This framework aims at finding file-level code clone in type 2 clone which allows different in white spaces, comments and identifier names.
Given a file in a particular language, find a list of relevant files that may be a clone of (or be cloned by) the given file. In addition, the result will provide a similarity measurement and in which project's which revision those files occur.
First, we build a inverted index database for all blobs that represent a file in WoC. But we can't deal with the code just like dealing with nature language.
In the phase of text segmentation, the code file is split into code blocks instead of words.
Then in the phase of stemming, we remove the comments in each block, normalize the use of white space and line break, replace the identifier names with a specific word.
We also need the phase of removing stopped words.
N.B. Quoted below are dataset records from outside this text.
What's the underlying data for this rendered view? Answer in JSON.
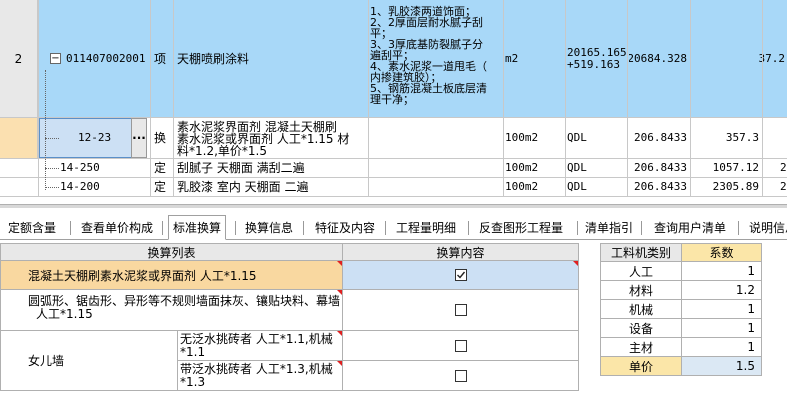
{
  "grid": {
    "bill": {
      "no": "2",
      "code": "011407002001",
      "type": "项",
      "name": "天棚喷刷涂料",
      "desc_lines": [
        "1、乳胶漆两道饰面；",
        "2、2厚面层耐水腻子刮",
        "平；",
        "3、3厚底基防裂腻子分",
        "遍刮平；",
        "4、素水泥浆一道甩毛（",
        "内掺建筑胶）；",
        "5、钢筋混凝土板底层清",
        "理干净；"
      ],
      "unit": "m2",
      "qty_line1": "20165.165",
      "qty_line2": "+519.163",
      "amount": "20684.328",
      "price": "37.2"
    },
    "quotas": [
      {
        "code": "12-23",
        "type": "换",
        "name_lines": [
          "素水泥浆界面剂  混凝土天棚刷",
          "素水泥浆或界面剂 人工*1.15 材",
          "料*1.2,单价*1.5"
        ],
        "unit": "100m2",
        "qtycode": "QDL",
        "qty": "206.8433",
        "price": "357.3",
        "more_label": "···"
      },
      {
        "code": "14-250",
        "type": "定",
        "name_lines": [
          "刮腻子 天棚面 满刮二遍"
        ],
        "unit": "100m2",
        "qtycode": "QDL",
        "qty": "206.8433",
        "price": "1057.12",
        "extra": "2"
      },
      {
        "code": "14-200",
        "type": "定",
        "name_lines": [
          "乳胶漆 室内 天棚面 二遍"
        ],
        "unit": "100m2",
        "qtycode": "QDL",
        "qty": "206.8433",
        "price": "2305.89",
        "extra": "2"
      }
    ]
  },
  "tabs": [
    "定额含量",
    "查看单价构成",
    "标准换算",
    "换算信息",
    "特征及内容",
    "工程量明细",
    "反查图形工程量",
    "清单指引",
    "查询用户清单",
    "说明信息"
  ],
  "conversion": {
    "header_list": "换算列表",
    "header_content": "换算内容",
    "rows": [
      {
        "text": "混凝土天棚刷素水泥浆或界面剂 人工*1.15",
        "checked": true
      },
      {
        "text_lines": [
          "圆弧形、锯齿形、异形等不规则墙面抹灰、镶贴块料、幕墙",
          "人工*1.15"
        ],
        "checked": false
      }
    ],
    "group": {
      "label": "女儿墙",
      "items": [
        {
          "lines": [
            "无泛水挑砖者 人工*1.1,机械",
            "*1.1"
          ],
          "checked": false
        },
        {
          "lines": [
            "带泛水挑砖者 人工*1.3,机械",
            "*1.3"
          ],
          "checked": false
        }
      ]
    }
  },
  "factors": {
    "header_type": "工料机类别",
    "header_coef": "系数",
    "rows": [
      {
        "label": "人工",
        "value": "1"
      },
      {
        "label": "材料",
        "value": "1.2"
      },
      {
        "label": "机械",
        "value": "1"
      },
      {
        "label": "设备",
        "value": "1"
      },
      {
        "label": "主材",
        "value": "1"
      },
      {
        "label": "单价",
        "value": "1.5"
      }
    ]
  },
  "colors": {
    "bill_row": "#a8d8f8",
    "selected": "#fbe0b0",
    "header": "#e8e8e8",
    "highlight": "#f9d8a0"
  }
}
Some empty blocks or small blocks (less than 3 statements) should be removed.
Finally, we can calculate the SHA1 value of each blocks, then output a list of pair <SHA1, start line num, end line num>. The inverted index database will build on those SHA1 of code block.
Blob: 05fe634ca4c8386349ac519f899145c75fff4169
-> Fetch blob content, determine which language the blob belongs to, call the language specific segmentation engine.
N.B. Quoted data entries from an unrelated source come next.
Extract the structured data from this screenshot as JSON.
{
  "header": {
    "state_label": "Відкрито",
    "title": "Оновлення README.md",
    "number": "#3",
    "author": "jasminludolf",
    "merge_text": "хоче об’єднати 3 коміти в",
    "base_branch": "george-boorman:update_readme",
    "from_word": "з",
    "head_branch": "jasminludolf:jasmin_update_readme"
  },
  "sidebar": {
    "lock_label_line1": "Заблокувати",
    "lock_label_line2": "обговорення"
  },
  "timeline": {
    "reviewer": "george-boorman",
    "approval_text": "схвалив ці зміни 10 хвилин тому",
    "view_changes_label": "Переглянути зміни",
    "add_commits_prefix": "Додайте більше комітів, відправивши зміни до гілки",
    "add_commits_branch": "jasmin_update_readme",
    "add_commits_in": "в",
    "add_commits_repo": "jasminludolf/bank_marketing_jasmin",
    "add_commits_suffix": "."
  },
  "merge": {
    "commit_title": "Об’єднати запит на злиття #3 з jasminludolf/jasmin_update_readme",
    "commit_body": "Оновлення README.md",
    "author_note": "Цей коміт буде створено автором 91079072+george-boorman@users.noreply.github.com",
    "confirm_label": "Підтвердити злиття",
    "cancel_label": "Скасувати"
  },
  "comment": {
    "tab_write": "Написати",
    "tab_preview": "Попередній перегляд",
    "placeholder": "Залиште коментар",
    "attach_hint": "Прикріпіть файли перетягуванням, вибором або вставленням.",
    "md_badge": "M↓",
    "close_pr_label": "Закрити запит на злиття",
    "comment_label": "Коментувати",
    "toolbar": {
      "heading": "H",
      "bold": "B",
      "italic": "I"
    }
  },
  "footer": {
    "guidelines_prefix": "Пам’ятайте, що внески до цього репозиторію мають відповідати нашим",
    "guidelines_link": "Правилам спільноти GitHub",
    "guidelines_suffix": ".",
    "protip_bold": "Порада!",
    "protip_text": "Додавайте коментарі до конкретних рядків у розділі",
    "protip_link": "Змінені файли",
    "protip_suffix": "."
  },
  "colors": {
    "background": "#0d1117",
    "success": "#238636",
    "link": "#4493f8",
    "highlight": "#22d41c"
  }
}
-> <code block 1, start line 1, end line 1>, ..., <code block n, start line n, end line n>
-> <stemmed code block 1, start line 1, end line 1>, ..., <stemmed code block n, start line n, end line n>
-> <code block SHA1 1, start line 1, end line 1>, ..., <code block SHA1 n, start line n, end line n>
After inverted index:
code block SHA1 x -> <blob 1, start line x1, end line x1>, ...., <blob n, start line xn, end line xn>
code block SHA1 y -> <blob 3, start line y3, end line y3>, ...., <blob m, start line ym, end line ym>
......
When matching a given file, we first split the file into a list of code block SHA1 using the same engine in database building step.
Then for each code block SHA1, we can fetch a list of <blob, start line num, end line num> pair from inverted index database.
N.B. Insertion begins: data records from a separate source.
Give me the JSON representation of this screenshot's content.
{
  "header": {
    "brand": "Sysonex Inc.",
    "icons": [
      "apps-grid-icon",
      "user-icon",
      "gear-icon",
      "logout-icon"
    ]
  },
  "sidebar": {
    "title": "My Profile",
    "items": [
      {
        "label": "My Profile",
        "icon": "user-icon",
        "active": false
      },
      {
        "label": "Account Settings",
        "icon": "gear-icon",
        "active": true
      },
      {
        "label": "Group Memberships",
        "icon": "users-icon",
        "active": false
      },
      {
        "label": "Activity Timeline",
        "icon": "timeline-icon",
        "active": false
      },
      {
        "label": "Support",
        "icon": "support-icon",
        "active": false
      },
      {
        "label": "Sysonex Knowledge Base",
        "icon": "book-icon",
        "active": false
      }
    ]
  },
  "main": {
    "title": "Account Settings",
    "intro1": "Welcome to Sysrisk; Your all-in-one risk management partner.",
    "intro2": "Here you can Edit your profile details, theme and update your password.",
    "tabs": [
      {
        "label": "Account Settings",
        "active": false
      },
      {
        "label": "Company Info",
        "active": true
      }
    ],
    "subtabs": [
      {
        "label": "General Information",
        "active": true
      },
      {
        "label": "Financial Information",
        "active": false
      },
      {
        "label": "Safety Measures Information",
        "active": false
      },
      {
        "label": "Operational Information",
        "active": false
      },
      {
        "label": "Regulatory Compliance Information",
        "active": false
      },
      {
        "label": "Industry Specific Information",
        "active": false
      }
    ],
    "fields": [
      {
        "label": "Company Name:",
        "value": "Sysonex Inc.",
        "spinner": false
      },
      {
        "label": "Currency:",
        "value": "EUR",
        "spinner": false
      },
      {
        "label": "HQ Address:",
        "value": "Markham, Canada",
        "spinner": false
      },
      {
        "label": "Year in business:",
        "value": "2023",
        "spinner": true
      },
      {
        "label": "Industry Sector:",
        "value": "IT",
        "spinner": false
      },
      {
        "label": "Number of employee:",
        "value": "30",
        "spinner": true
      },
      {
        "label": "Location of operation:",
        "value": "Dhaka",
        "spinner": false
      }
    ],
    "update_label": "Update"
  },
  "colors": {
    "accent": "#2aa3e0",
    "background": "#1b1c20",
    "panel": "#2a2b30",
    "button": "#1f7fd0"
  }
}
We can count how many times (or lines) a blob is judged as a clone of the given file, then output the list of blob whose count greater than threshold. Also we should output the lines that are judged as a clone for each blob.
Finally, we can do any further process with the outputted blob and line number. Such as, find out which project and which revision the clone belong to by using other mapper in WoC. Or find out is there any relationship between outputted blob (maybe they belong to the commits that have a relation of parent) and we can find the source of the clone.